MY Story

Making a Difference Through Community

I grew up in East Tennessee where my dad sold cars for 20 years. Everybody knew him, everybody loved him, but no one else looked like him. Among the many things he taught me was the fact that, regardless of what you do in life, you will always be considered a person of color. It’s something that really stuck with me.

After grad school, when I was working as an Assistant Manager at a grocery store, I had this full circle moment where I truly saw what he was talking about. I understood what he went through. There weren’t a whole lot of people coming through that store that looked like me.

In so many places, there’s no diversity on boards or in leadership roles. I had the opportunity to serve on the second Diversity Council in 2021 and 2022, and the question that I posed to the other members was, “If you don’t see any representation, how can you picture yourself in that position? How can you see that story as yours?”

Seeing someone in leadership that looks like you is so impactful. Without it, you never really know that it’s something you can achieve.

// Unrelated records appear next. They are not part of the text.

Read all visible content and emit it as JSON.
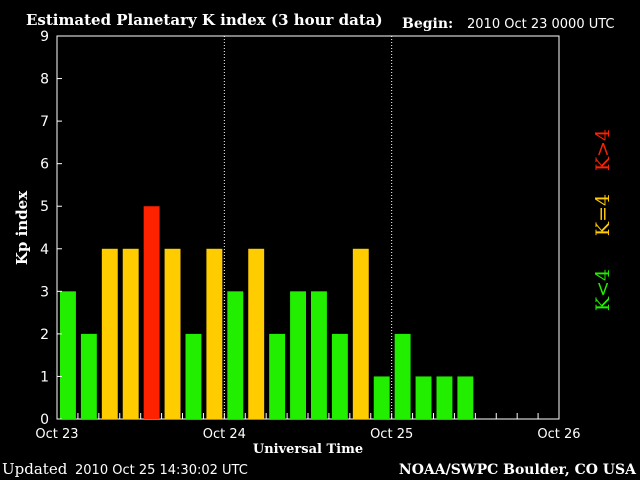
{
  "header": {
    "title": "Estimated Planetary K index (3 hour data)",
    "begin_label": "Begin:",
    "begin_value": "2010 Oct 23 0000 UTC"
  },
  "footer": {
    "updated_label": "Updated",
    "updated_value": "2010 Oct 25 14:30:02 UTC",
    "source": "NOAA/SWPC Boulder, CO USA"
  },
  "legend": {
    "low": "K<4",
    "equal": "K=4",
    "high": "K>4"
  },
  "colors": {
    "background": "#000000",
    "axis": "#ffffff",
    "text": "#ffffff",
    "low": "#22ee00",
    "equal": "#ffcc00",
    "high": "#ff2200"
  },
  "chart_data": {
    "type": "bar",
    "ylabel": "Kp index",
    "xlabel": "Universal Time",
    "ylim": [
      0,
      9
    ],
    "yticks": [
      0,
      1,
      2,
      3,
      4,
      5,
      6,
      7,
      8,
      9
    ],
    "day_labels": [
      "Oct 23",
      "Oct 24",
      "Oct 25",
      "Oct 26"
    ],
    "intervals_per_day": 8,
    "values": [
      3,
      2,
      4,
      4,
      5,
      4,
      2,
      4,
      3,
      4,
      2,
      3,
      3,
      2,
      4,
      1,
      2,
      1,
      1,
      1
    ]
  }
}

When I came to the Opry, it was the first time I ever worked for a person of color. It was so empowering. I was able to see my story in hers. When she left, it was an opportunity for me to seize that moment. I felt like if I was fortunate enough to move into that position, I could possibly help break the mold. Some people may have a perception that the Grand Ole Opry or Ryman aren’t always representative of the diverse communities we serve, and I want to help demonstrate that we don’t align with that perception. One of my favorite artists right now is Breland and he’s featured quite a bit on the Opry stage, which is amazing. I’m really excited about the steps we’re taking with Opry Next. I think all of it just speaks volumes. It’s a great place to be and all walks of life are welcome. I’m very thankful they saw the potential in me and gave me a place to grow and develop.